Making big data smaller: Developing low-resource accent recognition technology
Georgina Brown (Lancaster University)
Wednesday 6th February 2019
Big data is alive and well across disciplines. Its arrival has meant that we can extend our toolkits for research and it is vital to developing many technologies. This talk raises some issues that come with big data, with specific reference to forensic speech technology. In forensic speech casework, we face very particular problems, and these kinds of problems do not necessarily respond well to big data solutions. The main task undertaken by forensic speech scientists is the speaker comparison task, where multiple recordings are analysed and assessed to establish how likely the same speaker features in each. Automatic speaker recognition technology has emerged as a possible option to assist in these kinds of cases. These systems require masses of data for training.

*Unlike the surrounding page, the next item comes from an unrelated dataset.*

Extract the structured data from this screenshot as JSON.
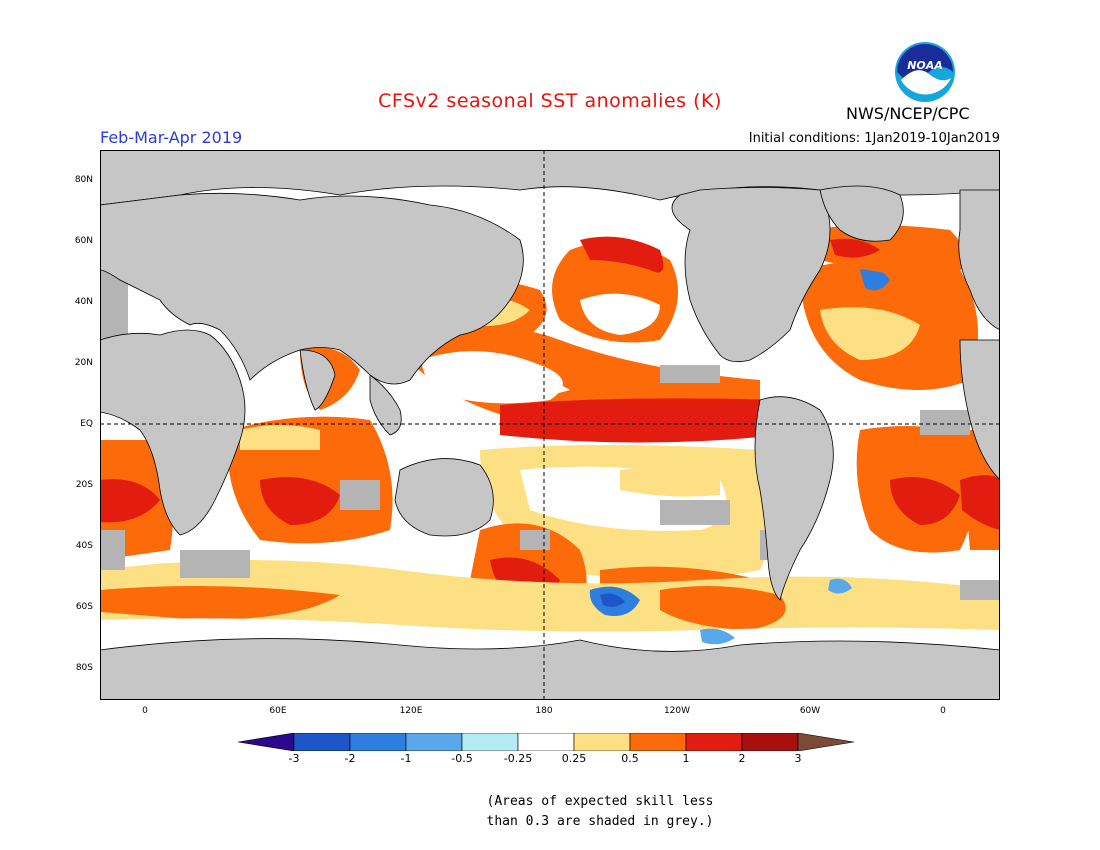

However, often the recording conditions are so specific to a given case, we do not yet know how well speaker recognition technology will cope with those conditions. It can be simply impractical to find the quantities of case-relevant data that the data-hungry speaker recognition technologies demand. Research into some of these unknowns is currently underway in the forensic speech science community. While pursuing technological innovations for forensic speech casework is often encouraged, we still need to ensure that our methods are explicable, transparent and transferrable across different cases.

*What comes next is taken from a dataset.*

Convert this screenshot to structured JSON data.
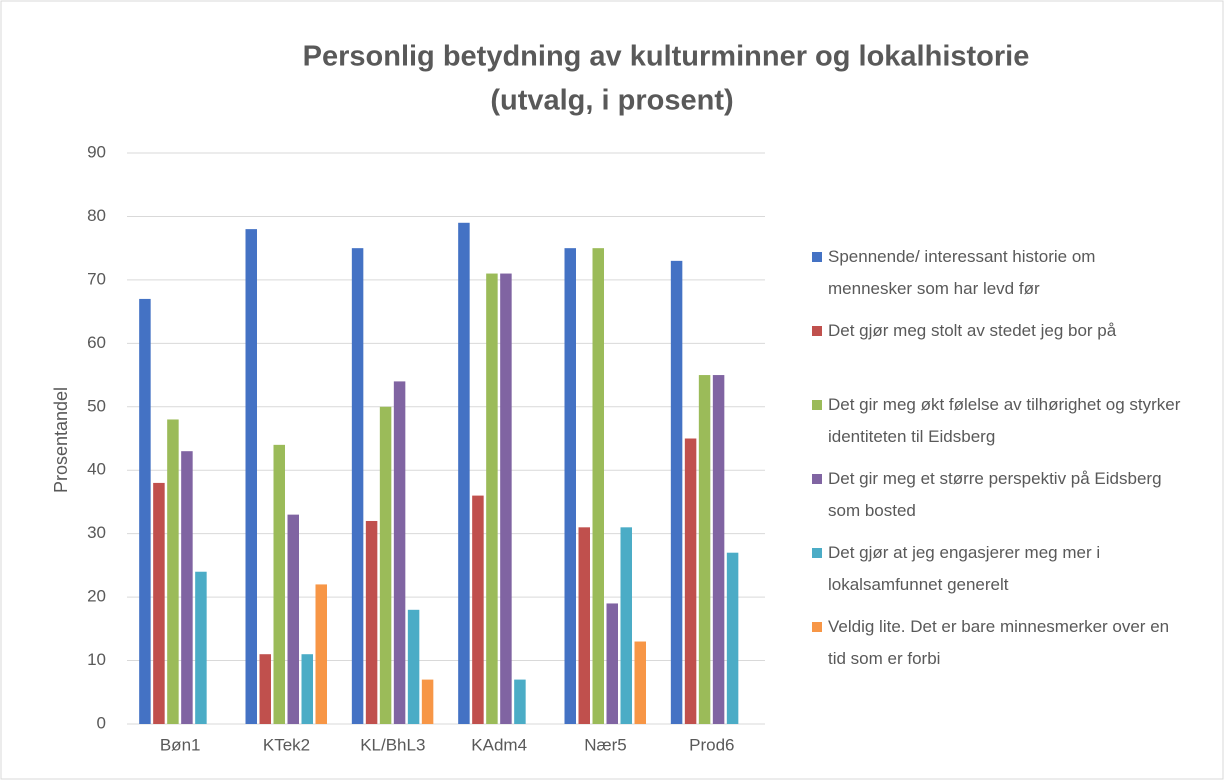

While drawing on the parallels in work being done on automatic speaker recognition, this talk discusses how recent work has aimed to achieve more favourable properties in automatic accent recognition technology (technology that assigns an accent label to a given speech recording). It has been proposed that automatic accent recognition technology could offer some assistance to forensic speech scientists in the context of speaker profiling tasks. These are cases where we have recordings of speakers with no suspects. The task is to extract as much information about the speaker as possible. Automatic accent recognition is lagging far behind automatic speaker recognition in terms of success rates, and it seems that the task of collecting enough data to improve performance is even more daunting for accent recognition than it is for speaker recognition. This talk will present the York ACCDIST-based automatic accent recognition system (Y-ACCDIST), which is a linguistically-informed approach to the accent recognition problem. As a consequence, it demands only a fraction of the data that other approaches do, while also remaining an explicable method which is crucial in the context of forensic applications.